Another approach would be to stream data into a single table and use table decorators to control query costs as the table grows. (I expect all queries to be for specific time ranges so the decorators should be pretty effective here.) However, there's no way to delete old data from the table, so storage costs will become unsustainable after a while. I can't figure out any way to "copy and truncate" the table atomically either, so that I can partition old data into daily tables without losing rows being streamed at that time.
Any ideas on how to solve this? Bonus points if your solution lets me re-aggregate old data into temporally coarser rows to retain more history for the same storage cost. Thanks.
Edit: just realized this is a partial duplicate of Bigquery event streaming and table creation.
If you look at the streaming API discovery document, there's a curious new experimental field called "templateSuffix", with a very relevant description.
I'd also point out that no official documentation has been released, so special care should probably go into using this field -- especially in a production setting. Experimental fields could possibly have bugs etc. Things I could think to be careful of off the top of my head are:
Modifying the schema of the base table in non-backwards-compatible ways.
Modifying the schema of a created table directly in a way that is incompatible with the base table.
Streaming to a created table directly and via this suffix -- row insert ids might not apply across boundaries.
Performing operations on the created table while it's actively being streamed to.
And I'm sure other things. Anyway, just thought I'd point that out. I'm sure official documentation will be much more thorough.
Most of us are doing the same thing as you described.
But we don't use a cron, as we create tables advance for 1 year or on some project for 5 years in advance. You may wonder why we do so, and when.
We do this when the schema is changed by us, by the developers. We do a deploy and we run a script that takes care of the schema changes for old/existing tables, and the script deletes all those empty tables from the future and simply recreates them. We didn't complicated our life with a cron, as we know the exact moment the schema changes, that's the deploy and there is no disadvantage to create tables in advance for such a long period. We do this based on tenants too on SaaS based system when the user is created or they close their accounts.
This way we don't need a cron, we just to know that the deploy needs to do this additional step when the schema changed.

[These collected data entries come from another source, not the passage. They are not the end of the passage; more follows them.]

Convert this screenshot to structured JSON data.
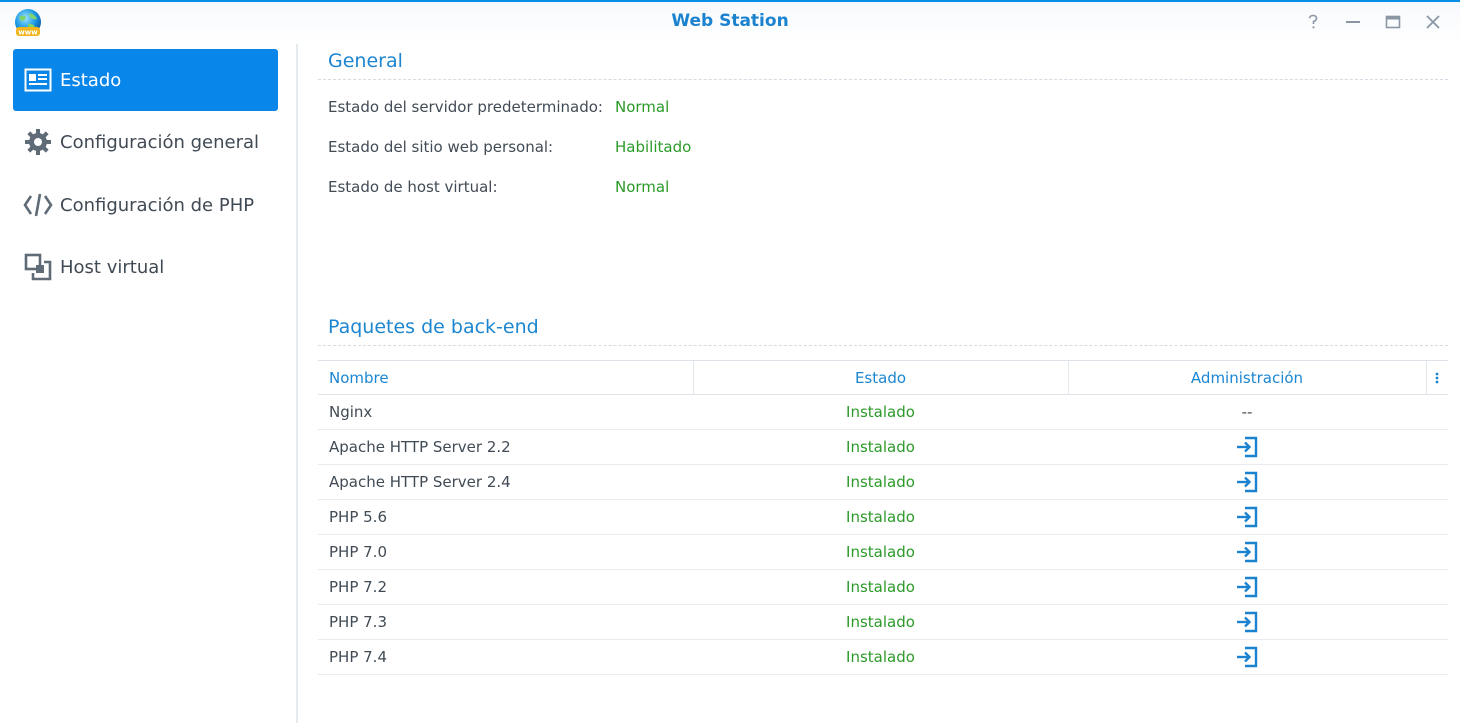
{
  "window": {
    "title": "Web Station",
    "app_icon": "web-station-globe-icon",
    "controls": [
      "help-icon",
      "minimize-icon",
      "maximize-icon",
      "close-icon"
    ],
    "accent_color": "#0a8fe8"
  },
  "sidebar": {
    "items": [
      {
        "label": "Estado",
        "icon": "status-card-icon",
        "active": true
      },
      {
        "label": "Configuración general",
        "icon": "gear-icon",
        "active": false
      },
      {
        "label": "Configuración de PHP",
        "icon": "code-brackets-icon",
        "active": false
      },
      {
        "label": "Host virtual",
        "icon": "virtual-host-icon",
        "active": false
      }
    ]
  },
  "general": {
    "title": "General",
    "fields": [
      {
        "label": "Estado del servidor predeterminado:",
        "value": "Normal"
      },
      {
        "label": "Estado del sitio web personal:",
        "value": "Habilitado"
      },
      {
        "label": "Estado de host virtual:",
        "value": "Normal"
      }
    ]
  },
  "backend": {
    "title": "Paquetes de back-end",
    "columns": {
      "name": "Nombre",
      "status": "Estado",
      "admin": "Administración"
    },
    "rows": [
      {
        "name": "Nginx",
        "status": "Instalado",
        "admin": "--"
      },
      {
        "name": "Apache HTTP Server 2.2",
        "status": "Instalado",
        "admin": "open-icon"
      },
      {
        "name": "Apache HTTP Server 2.4",
        "status": "Instalado",
        "admin": "open-icon"
      },
      {
        "name": "PHP 5.6",
        "status": "Instalado",
        "admin": "open-icon"
      },
      {
        "name": "PHP 7.0",
        "status": "Instalado",
        "admin": "open-icon"
      },
      {
        "name": "PHP 7.2",
        "status": "Instalado",
        "admin": "open-icon"
      },
      {
        "name": "PHP 7.3",
        "status": "Instalado",
        "admin": "open-icon"
      },
      {
        "name": "PHP 7.4",
        "status": "Instalado",
        "admin": "open-icon"
      }
    ]
  },
  "colors": {
    "link_blue": "#1c86d1",
    "status_green": "#2c9a29",
    "active_nav": "#0986ea"
  }
}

As regarding don't lose streaming inserts while I do some maintenance on your tables, you need to address in your business logic at the application level. You probably have some sort of message queue, like Beanstalkd to queue all the rows into a tube and later a worker pushes to BigQuery. You may have this to cover the issue when BigQuery API responds with error and you need to retry. It's easy to do this with a simple message queue. So you would relly on this retry phase when you stop or rename some table for a while. The streaming insert will fail, most probably because the table is not ready for streaming insert eg: have been temporary renamed to do some ETL work.
If you don't have this retry phase you should consider adding it, as it not just helps retrying for BigQuery failed calls, but also allows you do have some maintenance window.
you've already solved it by partitioning. if table creation is an issue have an hourly cron in appengine that verifies today and tomorrow tables are always created.
very likely the appengine wont go over the free quotas and it has 99.95% SLO for uptime. the cron will never go down.